5) Ist das erledigt, wechseln wir zur „Steuerung“.

 

Hier werden wir unseren Server nun „erzwungen abschalten“. Wenn er steht, wechseln wir auf „Netzwerk“.

 

Im „Netzwerk“ Setup werden wir den „Pointer“ setzen und uns weitere Details notieren:
1) Pointer setzen (Hostname für Mailserver) und mittels der kleinen Diskette abspeichern.
2) Gateway in die Dokumentation übernehmen.
3) Zu den „Einstellungen“ wechseln.

 

Hier stellen wir folgende Werte ein:
1) Die Boot-Reihenfolge setzen wir per „Drag & Drop“ auf „Hard Disk“ und klicken auf „Speichern“ (2).
3) Das Keyboard-Layout der VNC-Konsole ändern wir auf „de“ und „Speichern“ (4).
5) Betriebssystem Optimierungen setzen wir auf „Linux“ und „Speichern“ (5).
7) Der CPU-Aufbau. Wir möchten in der Regel nur einen Socket (entspricht virtuell einem CPU-Schacht) mit „x“ Kernen. Die Anzahl Kerne pro Socket stellen wir auf das Maximum und „Speichern“ (8).
9) Wir überprüfen, dass der „Autostart“ aktiviert ist (grünes Häkchen) und „Speichern“ (10).
11) Anschließend gehen wir zu den „Medien“.

 

 

 

 

Wir wählen den Menüpunkt „Images“ und klicken dort auf „Debian Stretch (9)“.

 

 

 

Dort entscheiden wir uns für die „Minimal“-Installation und stellen ein, die gesamte Platte als eine große Partition zu installieren.

 

Wir sehen nun eine Zusammenstellung der Installationsparameter.
1) Setzen wir einen Haken, dass wir nach der Installation per Mail benachrichtigt werden wollen. Dort steht dann auch das temporäre „root“-Passwort, falls wir es nicht gleich übertragen.
2) Zur Bestätigung müssen wir unser Passwort zur netcup-Verwaltungskonsole eingeben.
3) Wir starten den Installationsvorgang mit einem Klick auf „Installieren“. Achtung! Alle Daten auf dem Server werden nun gelöscht und das neue System eingerichtet…

 

 

 

Die Installation läuft an und wir werden über den Fortschritt informiert. Gute 10 Minuten später ist das Image auf unserem Server und wir bekommen das interim-Passwort für „root“ mitgeteilt.

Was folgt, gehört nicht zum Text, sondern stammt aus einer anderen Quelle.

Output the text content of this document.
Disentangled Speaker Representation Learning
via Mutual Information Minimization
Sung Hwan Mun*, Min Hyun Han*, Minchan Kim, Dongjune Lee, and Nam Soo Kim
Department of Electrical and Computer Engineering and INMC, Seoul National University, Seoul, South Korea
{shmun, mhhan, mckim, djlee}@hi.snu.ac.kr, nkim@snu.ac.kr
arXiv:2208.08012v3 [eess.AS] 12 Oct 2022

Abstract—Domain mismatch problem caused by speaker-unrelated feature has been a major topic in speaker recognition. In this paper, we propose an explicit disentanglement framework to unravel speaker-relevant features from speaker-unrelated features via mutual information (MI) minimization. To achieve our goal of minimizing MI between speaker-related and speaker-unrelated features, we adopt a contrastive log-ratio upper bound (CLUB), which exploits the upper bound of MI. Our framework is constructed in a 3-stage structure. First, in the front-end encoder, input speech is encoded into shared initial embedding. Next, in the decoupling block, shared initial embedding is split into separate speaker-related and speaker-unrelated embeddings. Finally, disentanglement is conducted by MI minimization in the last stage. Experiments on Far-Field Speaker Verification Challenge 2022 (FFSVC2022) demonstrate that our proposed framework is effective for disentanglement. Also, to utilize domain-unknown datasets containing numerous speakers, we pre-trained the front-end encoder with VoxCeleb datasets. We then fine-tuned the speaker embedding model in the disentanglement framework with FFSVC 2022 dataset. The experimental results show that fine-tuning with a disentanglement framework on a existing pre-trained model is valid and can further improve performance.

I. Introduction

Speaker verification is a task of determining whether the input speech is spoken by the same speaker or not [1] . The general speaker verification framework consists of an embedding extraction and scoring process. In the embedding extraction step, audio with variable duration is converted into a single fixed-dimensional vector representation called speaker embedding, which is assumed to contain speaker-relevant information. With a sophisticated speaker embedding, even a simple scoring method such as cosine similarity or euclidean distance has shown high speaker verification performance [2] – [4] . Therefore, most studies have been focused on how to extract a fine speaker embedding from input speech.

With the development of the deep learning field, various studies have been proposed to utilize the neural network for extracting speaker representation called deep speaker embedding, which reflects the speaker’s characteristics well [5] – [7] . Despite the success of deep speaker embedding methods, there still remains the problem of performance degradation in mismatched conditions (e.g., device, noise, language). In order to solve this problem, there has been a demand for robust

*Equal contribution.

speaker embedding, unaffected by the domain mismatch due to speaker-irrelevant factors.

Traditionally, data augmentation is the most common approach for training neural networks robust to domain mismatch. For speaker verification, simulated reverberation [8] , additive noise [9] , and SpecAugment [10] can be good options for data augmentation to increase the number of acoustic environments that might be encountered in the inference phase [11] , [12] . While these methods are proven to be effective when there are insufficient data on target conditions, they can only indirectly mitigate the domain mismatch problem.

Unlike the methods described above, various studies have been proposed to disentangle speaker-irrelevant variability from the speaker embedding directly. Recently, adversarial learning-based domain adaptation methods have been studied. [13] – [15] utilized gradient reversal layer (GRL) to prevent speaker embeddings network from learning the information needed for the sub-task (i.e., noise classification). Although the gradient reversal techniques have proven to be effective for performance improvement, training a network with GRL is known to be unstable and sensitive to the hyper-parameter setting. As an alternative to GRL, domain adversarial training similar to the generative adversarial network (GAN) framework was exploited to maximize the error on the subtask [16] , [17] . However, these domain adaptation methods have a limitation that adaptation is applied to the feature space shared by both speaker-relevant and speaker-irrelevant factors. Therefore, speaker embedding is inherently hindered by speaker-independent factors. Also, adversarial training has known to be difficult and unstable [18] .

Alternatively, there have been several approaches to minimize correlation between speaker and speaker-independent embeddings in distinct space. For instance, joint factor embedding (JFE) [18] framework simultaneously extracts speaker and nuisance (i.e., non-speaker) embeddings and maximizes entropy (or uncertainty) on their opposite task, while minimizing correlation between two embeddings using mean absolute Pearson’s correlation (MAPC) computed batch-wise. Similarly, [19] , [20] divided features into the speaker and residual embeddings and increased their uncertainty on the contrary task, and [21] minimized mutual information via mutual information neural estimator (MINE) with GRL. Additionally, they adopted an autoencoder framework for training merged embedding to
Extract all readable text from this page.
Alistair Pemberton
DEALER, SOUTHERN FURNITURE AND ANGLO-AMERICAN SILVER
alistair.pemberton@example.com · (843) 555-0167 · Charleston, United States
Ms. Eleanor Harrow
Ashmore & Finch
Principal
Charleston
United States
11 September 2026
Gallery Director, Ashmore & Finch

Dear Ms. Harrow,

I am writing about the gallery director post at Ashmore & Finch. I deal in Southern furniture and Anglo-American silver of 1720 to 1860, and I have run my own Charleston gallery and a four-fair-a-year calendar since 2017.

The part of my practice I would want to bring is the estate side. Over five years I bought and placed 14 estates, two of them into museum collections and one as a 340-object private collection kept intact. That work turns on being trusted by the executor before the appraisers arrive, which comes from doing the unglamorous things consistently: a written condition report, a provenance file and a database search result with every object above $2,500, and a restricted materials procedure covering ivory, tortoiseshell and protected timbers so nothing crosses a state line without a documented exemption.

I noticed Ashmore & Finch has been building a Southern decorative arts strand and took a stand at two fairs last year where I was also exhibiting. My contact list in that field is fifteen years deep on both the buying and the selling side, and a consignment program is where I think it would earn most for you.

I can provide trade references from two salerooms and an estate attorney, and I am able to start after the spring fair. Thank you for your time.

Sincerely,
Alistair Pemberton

Dieses Passwort steht auch in der Mail, die wir nach Abschluss der Installation von netcup bekommen haben.

Der Server wird nach der Installation gleich neu gestartet. Darum brauchen wir uns nicht zu kümmern. Nun loggen wir uns aus der Verwaltungskonsole aus und beginnen den Abschluss der Installation über SSH.